Of course he hasn’t. I’m not the society sort of wife Dain Anzelotti would have. The beautiful model with the famous family pedigree that he was photographed with minutes after being with me, however, she’d be perfect. I grit my teeth.
‘I’m not interested in marriage,’ he adds.
‘That night you were unashamedly anti-kids too.’
‘What’s happened isn’t Lukas’s fault. I’ll be there for him.’
‘What does that even mean?’ I ask smartly. ‘Will you tolerate his existence? He won’t be too much of an inconvenience?’ I step forward. If there’s no commitment between us there’s an easy escape for Dain and I already know no one can be relied on. ‘You get one chance,’ I mutter fiercely. ‘If you ever walk out on Lukas then you’re out of his life for good.’
‘Right back at you.’ He steps forward to go toe to toe with me. ‘I don’t believe in marriage.’ He sneers through the word. ‘We’ll have an unbreakable, legally enforceablecontract. It doesn’t need to be difficult or emotive. We’ll agree to terms and we’ll get on with it.’
He means an access plan. He means a dictate on where we live and how long for. What school Lukas will go to. Which doctor. Every aspect of his life will be agreed in advance between us. I’m going to lose full autonomy and have to agree with a man used to getting his own way. He’s watching me closely and the longer I remain silent, the bigger the storms grow in his eyes.
‘My parents’ marriage was a mess,’ he suddenly whispers. ‘I was weaponised. Victimised. Blamed. That’s never happening to Lukas. We’ll work everything out between us well ahead of time so he never has to feel—’
He breaks off and takes a sharp breath. He glances away from me to look at our baby on the soft rug.
He doesn’t want to tell me more. Fair enough. There’s plenty I don’t want to tell him either.
‘Okay, we’ll work it out,’ I agree softly. With no marriage. No dependency. ‘We both want the best for him.’
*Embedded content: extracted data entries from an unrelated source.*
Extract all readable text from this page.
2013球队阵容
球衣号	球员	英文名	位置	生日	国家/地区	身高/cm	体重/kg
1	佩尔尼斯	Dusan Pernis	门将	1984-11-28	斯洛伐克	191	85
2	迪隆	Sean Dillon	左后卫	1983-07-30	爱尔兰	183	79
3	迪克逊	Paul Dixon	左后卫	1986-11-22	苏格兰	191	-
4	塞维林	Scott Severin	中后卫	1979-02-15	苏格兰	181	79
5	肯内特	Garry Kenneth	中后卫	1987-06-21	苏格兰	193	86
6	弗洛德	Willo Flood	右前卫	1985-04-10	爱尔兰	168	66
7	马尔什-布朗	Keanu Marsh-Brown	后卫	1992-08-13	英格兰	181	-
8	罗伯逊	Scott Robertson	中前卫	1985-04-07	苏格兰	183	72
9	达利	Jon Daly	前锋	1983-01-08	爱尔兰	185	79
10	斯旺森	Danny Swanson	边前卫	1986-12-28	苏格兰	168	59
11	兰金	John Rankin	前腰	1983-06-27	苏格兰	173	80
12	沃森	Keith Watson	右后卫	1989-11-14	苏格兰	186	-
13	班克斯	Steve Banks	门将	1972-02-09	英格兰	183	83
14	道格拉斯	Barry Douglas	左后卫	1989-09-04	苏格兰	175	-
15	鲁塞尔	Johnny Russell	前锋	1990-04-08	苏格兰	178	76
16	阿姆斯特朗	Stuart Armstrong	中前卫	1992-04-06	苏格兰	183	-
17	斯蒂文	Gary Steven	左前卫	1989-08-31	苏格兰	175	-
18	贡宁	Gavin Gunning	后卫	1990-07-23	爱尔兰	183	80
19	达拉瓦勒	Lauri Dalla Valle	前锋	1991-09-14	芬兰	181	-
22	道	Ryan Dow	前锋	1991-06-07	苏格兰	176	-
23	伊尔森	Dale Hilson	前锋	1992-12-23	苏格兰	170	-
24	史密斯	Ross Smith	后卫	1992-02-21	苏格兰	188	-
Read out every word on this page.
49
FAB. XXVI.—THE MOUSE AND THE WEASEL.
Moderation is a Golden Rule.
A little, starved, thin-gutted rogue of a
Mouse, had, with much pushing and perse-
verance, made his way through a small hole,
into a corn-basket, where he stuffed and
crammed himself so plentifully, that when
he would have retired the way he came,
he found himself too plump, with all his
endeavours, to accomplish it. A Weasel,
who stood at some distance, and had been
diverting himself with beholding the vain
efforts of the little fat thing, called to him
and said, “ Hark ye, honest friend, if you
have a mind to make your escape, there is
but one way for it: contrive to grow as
The problem is we might not always agree on what that ‘best’ will be.
CHAPTER EIGHT
Dain
INEVERDISCUSSmy family, but this morning has been shock after shock and my new reality is so far from normal I’m spinning. I glance at Lukas to ground myself and remember the priority here. He has my eyes and colouring. But knowing that Talia stopped trying to contact me grates nerves already stripped raw. Instinct screams at me to scoop him up and squirrel him to the safety of my own home. But instinct doesn’t eliminate ignorance—I’ve no idea how to care for a baby, how to create the safety I fundamentally crave for him. It’s all emotion and no experience. I don’t like it. I don’t like any of it. Especially the fact that I can’t do this without her. And I’m angry with her. Yet every damn time I glance at her every damn atom within me heats. Ican’tlose control. She hasn’t allowed me any in all this and that’s not something I can tolerate. Family drama upended my life before and I’ll never let it happen again.
She says she doesn’t want anything from me, yet I see that same heat I feel in her eyes when she looks at me. She can’t hide it and I’m tempted to use whatever power I might have to engineer an advantage. But then I remember how quickly she ran that night. Was it me or is it something within herself?
It must be me. And it must be bad. Because it’s unbelievable that not even my money was a motivation for her to try harder.